O debate para a criação do instrumento começou em uma reunião do Pacto pela Vida, no final de agosto, sobre o tema "manifestações". No encontro, que contou com a presença do Tribunal de Justiça, secretarias, Ordem dos Advogados do Brasil em Pernambuco (OAB-PE), policiais civis e militares, foram pontuadas as principais diretrizes do documento: garantir a todos o direito a se manifestar, o direito de ir e vir, a ordem pública e a segurança dos manifestantes.

Ainda em agosto, o comitê gestor do Pacto pela Vida elaborou uma minuta inicial de uma norma legal para disciplinar a segurança nas manifestações, cujo conteúdo não foi liberado para a imprensa por "ainda estar em fase de construção", segundo a Seplag. O documento foi apresentado no começo de setembro a representantes da Justiça, Ministério Público de Pernambuco, OAB-PE, polícias, bombeiros e secretarias e sofreu algumas alterações.

Nesta terça, ele foi apresentado também a entidades civis, como o Gabinete de Assessoria Jurídica às Organizações Populares (Gajop) e o Centro Popular de Direitos Humanos (CPDH). "Acho boa essa iniciativa de abrir o diálogo, e o nosso papel será garantir nesse protocolo os direitos humanos e constitucionais. Acho interessante a polícia ter aula de direitos humanos e aprender a tratar a população nas manifestações, não com a repressão absurda que estamos vendo", disse o advogado do CPDH, Rafael Franco.

O titular da 8° Promotoria de Defesa da Cidadania do Recife, Maxwell Vignolli, mostrou procupação em relação à elaboração do material. "Alguns aspectos precisam ser mais detalhados, há conceitos muito amplos, é preciso ver se contemplam as demandas da sociedade. Por exemplo, a eleição de uma pessoa para mediar o conflito, ela deve ter habilidade, já os instrumentos de controle dos atos policias precisam ser aprimorados", comentou o promotor.

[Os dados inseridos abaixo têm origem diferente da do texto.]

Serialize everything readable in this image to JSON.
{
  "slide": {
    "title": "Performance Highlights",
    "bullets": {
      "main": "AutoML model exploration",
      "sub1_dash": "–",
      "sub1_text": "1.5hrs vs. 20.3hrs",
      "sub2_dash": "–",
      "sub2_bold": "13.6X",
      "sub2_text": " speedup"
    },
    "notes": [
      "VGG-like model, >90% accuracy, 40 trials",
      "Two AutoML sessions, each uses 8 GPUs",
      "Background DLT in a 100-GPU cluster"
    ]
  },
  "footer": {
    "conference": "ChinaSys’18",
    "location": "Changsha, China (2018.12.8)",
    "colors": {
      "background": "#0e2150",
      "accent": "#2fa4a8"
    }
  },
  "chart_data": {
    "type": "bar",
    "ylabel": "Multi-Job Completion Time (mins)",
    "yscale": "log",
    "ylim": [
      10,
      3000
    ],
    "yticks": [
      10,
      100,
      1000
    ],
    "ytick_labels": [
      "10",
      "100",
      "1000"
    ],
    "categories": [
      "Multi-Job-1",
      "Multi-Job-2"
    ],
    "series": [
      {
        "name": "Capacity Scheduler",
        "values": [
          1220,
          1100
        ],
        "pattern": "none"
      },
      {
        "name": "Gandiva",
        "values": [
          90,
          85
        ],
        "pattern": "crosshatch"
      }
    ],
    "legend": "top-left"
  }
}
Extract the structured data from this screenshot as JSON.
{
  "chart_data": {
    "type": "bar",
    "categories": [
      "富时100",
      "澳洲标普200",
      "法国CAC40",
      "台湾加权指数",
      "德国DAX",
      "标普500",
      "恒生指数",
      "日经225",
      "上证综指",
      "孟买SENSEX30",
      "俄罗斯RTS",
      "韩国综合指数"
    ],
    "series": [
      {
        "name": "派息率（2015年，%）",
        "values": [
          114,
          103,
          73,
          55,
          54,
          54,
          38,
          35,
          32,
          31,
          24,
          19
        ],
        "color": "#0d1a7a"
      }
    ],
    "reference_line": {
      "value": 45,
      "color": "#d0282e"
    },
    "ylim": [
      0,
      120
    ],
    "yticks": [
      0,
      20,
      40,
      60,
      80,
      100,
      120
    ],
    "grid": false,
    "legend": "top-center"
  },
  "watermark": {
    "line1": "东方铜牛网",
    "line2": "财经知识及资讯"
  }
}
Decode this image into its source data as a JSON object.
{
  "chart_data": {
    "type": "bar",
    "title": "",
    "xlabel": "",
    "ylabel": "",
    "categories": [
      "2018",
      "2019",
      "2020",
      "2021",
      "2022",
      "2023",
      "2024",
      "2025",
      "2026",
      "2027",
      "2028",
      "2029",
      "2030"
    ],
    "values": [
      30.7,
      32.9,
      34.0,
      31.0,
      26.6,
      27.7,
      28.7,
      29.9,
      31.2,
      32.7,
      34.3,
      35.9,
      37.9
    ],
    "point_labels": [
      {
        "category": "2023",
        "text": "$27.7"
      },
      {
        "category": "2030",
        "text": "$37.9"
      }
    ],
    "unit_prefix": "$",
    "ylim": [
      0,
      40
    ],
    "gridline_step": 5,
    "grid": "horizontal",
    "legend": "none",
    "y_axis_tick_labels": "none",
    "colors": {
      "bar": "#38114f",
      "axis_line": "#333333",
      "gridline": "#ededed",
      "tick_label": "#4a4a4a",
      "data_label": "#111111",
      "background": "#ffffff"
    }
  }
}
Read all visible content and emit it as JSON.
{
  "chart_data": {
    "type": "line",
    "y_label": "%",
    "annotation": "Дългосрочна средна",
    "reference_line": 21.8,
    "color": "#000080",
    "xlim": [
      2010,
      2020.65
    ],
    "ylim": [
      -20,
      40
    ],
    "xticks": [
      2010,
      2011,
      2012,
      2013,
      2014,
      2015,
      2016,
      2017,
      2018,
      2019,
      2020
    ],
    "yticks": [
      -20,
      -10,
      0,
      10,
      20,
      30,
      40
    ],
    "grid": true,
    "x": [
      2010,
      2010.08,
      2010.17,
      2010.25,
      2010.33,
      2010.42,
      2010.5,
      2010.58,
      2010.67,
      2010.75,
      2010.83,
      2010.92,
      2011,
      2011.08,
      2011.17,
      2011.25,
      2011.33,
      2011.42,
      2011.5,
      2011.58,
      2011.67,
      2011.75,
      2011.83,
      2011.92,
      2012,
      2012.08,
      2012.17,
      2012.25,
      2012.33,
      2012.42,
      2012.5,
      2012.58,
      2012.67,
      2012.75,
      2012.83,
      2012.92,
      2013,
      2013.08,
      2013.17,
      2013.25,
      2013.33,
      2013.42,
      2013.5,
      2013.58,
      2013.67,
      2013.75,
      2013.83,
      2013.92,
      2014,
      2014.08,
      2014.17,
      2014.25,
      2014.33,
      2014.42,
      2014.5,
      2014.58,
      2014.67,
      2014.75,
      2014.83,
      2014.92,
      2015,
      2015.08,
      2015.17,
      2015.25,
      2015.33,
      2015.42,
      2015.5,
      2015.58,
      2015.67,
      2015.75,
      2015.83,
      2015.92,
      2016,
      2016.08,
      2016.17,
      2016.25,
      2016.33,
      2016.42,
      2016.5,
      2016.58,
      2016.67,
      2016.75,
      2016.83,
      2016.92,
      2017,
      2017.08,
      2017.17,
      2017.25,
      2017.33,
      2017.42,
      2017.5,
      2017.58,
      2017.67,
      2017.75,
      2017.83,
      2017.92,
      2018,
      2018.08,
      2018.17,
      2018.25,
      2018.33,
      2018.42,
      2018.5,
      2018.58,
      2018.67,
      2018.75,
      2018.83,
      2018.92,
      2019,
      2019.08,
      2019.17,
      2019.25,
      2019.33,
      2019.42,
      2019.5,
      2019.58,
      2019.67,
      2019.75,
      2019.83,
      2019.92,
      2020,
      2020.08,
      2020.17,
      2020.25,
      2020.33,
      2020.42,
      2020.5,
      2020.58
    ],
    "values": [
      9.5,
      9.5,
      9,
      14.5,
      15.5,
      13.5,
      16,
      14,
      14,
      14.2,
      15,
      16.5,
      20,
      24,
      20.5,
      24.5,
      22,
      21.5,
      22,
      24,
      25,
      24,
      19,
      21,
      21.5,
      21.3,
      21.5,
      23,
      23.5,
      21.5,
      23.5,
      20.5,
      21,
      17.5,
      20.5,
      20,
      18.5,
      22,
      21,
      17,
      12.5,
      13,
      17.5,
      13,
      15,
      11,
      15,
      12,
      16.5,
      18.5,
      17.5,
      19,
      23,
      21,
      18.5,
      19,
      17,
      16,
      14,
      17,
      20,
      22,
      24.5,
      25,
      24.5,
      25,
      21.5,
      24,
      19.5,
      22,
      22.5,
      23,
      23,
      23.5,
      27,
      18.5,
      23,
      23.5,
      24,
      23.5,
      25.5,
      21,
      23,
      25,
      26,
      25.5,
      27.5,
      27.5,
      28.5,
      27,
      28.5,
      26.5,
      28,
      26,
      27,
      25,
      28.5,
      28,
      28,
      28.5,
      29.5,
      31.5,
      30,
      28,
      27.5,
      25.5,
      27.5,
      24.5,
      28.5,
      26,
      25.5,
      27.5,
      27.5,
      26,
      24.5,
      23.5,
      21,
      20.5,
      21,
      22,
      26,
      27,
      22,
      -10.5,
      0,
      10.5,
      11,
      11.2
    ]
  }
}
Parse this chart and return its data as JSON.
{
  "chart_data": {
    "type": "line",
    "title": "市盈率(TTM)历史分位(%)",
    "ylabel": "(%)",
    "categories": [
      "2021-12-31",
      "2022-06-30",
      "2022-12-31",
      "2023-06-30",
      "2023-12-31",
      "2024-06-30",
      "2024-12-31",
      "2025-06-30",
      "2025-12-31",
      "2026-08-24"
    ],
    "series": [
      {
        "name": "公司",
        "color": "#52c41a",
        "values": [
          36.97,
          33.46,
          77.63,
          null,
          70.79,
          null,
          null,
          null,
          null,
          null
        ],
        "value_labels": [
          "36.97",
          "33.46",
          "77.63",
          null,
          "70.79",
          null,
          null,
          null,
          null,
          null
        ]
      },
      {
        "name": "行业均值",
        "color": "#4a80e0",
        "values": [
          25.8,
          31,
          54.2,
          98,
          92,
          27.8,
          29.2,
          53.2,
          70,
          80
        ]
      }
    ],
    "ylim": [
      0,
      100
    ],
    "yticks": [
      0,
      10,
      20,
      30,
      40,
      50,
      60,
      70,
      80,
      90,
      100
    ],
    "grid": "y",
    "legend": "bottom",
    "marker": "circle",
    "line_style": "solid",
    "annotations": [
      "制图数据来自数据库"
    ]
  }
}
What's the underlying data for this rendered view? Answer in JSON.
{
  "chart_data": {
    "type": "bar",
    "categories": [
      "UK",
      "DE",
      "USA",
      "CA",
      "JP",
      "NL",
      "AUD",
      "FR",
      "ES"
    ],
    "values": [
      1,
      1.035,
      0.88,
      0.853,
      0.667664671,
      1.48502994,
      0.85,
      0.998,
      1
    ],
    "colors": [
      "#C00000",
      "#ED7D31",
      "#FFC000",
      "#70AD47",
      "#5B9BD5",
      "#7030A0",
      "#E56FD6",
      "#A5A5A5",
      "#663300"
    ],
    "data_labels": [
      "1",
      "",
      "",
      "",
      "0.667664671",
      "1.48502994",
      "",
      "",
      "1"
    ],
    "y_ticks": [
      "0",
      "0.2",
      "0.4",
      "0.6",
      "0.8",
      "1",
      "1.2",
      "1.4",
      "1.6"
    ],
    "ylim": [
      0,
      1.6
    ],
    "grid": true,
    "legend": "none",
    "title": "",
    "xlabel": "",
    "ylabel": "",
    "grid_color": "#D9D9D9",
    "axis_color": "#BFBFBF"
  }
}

G1 também questionou o promotor sobre a recomendação que o MPPE se comprometeu a encaminhar para a Secretaria de Defesa Social sobre a atuação da polícia nos protestos e, principalmente, sobre o uso de máscaras pelos manifestantes. "Eu já fiz a recomendação, dizendo, inclusive, que a polícia só intervenha [nas manifestações] em prática de delitos e não faça flagrantes apenas pelo uso da máscara, mas até agora não foi publicada [no Diário Oficial do MPPE]. Eu estou até achando estranho", disse.

A vice-presidente da OAB-PE, Adriana Rocha, levantou a discussão sobre a validade do protocolo. "Se virar decreto, não tenho certeza se ele é o veículo normativo com competência para tratar de questões de restrições implícitas ao direito fundamental, que já estão em leis, como a liberdade de expressão para tratar do uso da máscara, silêncio, paz, ir e vir. Também acho que a ordem jurídica já tem instrumentos para tratar sobre o vandalismo. Acho que isso é mais um movimento político de aproximação. Entendo que é para deixar as regras mais claras para delitos e para a polícia agir dentro da legalidade. A OAB vai contribuir analisando as questões constitucionais do documento", pontuou.

"Na realidade, estamos construindo nesse formato [normativo], mas não é uma ideia fechada, nossa ideia é estabelecer diretrizes e o protocolo operacional da polícia tem que observar essas diretrizes. Não vai ser um decreto, necessariamente, pode ser num outro formato. É só uma proposta. Estamos lendo uma série de documentos da ONU, Anistia Internacional, protocolos de outros países, tem itens aqui que fazem parte do protocolo de Madison, usado nos EUA, não estamos criando nada novo a nivel internacional. O momento agora é de compatibilizar interesses", explicou o secretário de Planejamento e Gestão, Fred Amancio.

Amancio ainda esclareceu o que motiva a criação do documento. "Além do conjunto de manifestações, a gente entende que um disciplinamento, você estabelecer regras claras como deve ser o processo é válido e importante, tanto para orientar o trabalho do governo do estado, suas polícias e diversas entidades mas também para os manifestantes, de foma que tudo possa ocorrer de maneira pacífica também para a população", disse.